Le total des dépenses militaires mondiales s’élève à 1822 milliards de dollars. Ce montant a augmenté pour la seconde année consécutive, atteignant son plus haut niveau depuis 1988, date à laquelle le SIPRI a pu commencer à collecter des données cohérentes. A titre de comparaison, les dépenses militaires mondiales sont aujourd’hui 76% plus importantes qu’en 1998, l’année où les Etats ont le moins investi dans leur défense. Six des dix pays pour lesquels le fardeau des dépenses militaires sur la richesse nationale (en PIB) est le plus lourd se trouvent au Moyen-Orient: il s’agit de l’Arabie saoudite (8,8% du PIB), d’Oman (8,2%), du Koweït (5,1%), du Liban (5,0%), de la Jordanie (4,7%) et d’Israël (4,3%). Mais le SIPRI avoue manquer de données pour d’autres pays de cette région troublée, comme les Emirats arabes unis, le Qatar, la Syrie ou le Yémen.

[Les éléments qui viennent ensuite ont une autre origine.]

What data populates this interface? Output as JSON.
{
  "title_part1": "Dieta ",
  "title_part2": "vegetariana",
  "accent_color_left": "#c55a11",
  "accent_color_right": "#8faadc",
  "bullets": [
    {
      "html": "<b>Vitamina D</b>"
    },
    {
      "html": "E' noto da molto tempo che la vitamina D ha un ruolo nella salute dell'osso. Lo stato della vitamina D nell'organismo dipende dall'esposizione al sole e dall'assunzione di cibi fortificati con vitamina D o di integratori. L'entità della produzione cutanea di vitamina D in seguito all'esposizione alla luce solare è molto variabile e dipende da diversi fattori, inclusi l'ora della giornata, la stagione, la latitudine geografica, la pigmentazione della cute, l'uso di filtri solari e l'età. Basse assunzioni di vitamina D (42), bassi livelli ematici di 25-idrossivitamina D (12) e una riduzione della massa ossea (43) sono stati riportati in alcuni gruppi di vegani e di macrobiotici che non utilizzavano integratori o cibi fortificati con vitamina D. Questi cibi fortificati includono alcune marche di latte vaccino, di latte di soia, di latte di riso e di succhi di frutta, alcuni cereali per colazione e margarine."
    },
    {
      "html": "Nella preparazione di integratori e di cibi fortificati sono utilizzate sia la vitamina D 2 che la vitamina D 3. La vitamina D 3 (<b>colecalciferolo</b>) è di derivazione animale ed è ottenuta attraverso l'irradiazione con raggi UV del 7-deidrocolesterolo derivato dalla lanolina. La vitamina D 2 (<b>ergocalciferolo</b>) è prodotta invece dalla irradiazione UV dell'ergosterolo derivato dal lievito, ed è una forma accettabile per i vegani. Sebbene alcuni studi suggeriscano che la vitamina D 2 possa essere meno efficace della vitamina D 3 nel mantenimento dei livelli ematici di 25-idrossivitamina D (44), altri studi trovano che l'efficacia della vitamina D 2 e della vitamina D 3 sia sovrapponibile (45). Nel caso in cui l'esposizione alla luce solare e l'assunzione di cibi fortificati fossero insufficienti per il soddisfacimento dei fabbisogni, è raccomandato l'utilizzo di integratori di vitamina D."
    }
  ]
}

A noter que les dépenses militaires reculent sur le continent africain, malgré la persistance de nombreux conflits. C’est la quatrième baisse consécutive après un pic dépensier survenu en 2014. L’Algérie, l’Angola mais aussi le Soudan ont significativement coupé dans leur budget militaire. Cette diminution s’explique par la baisse du cours du pétrole et, s’agissant du Soudan, par l’instabilité politique qui paralyse le pays.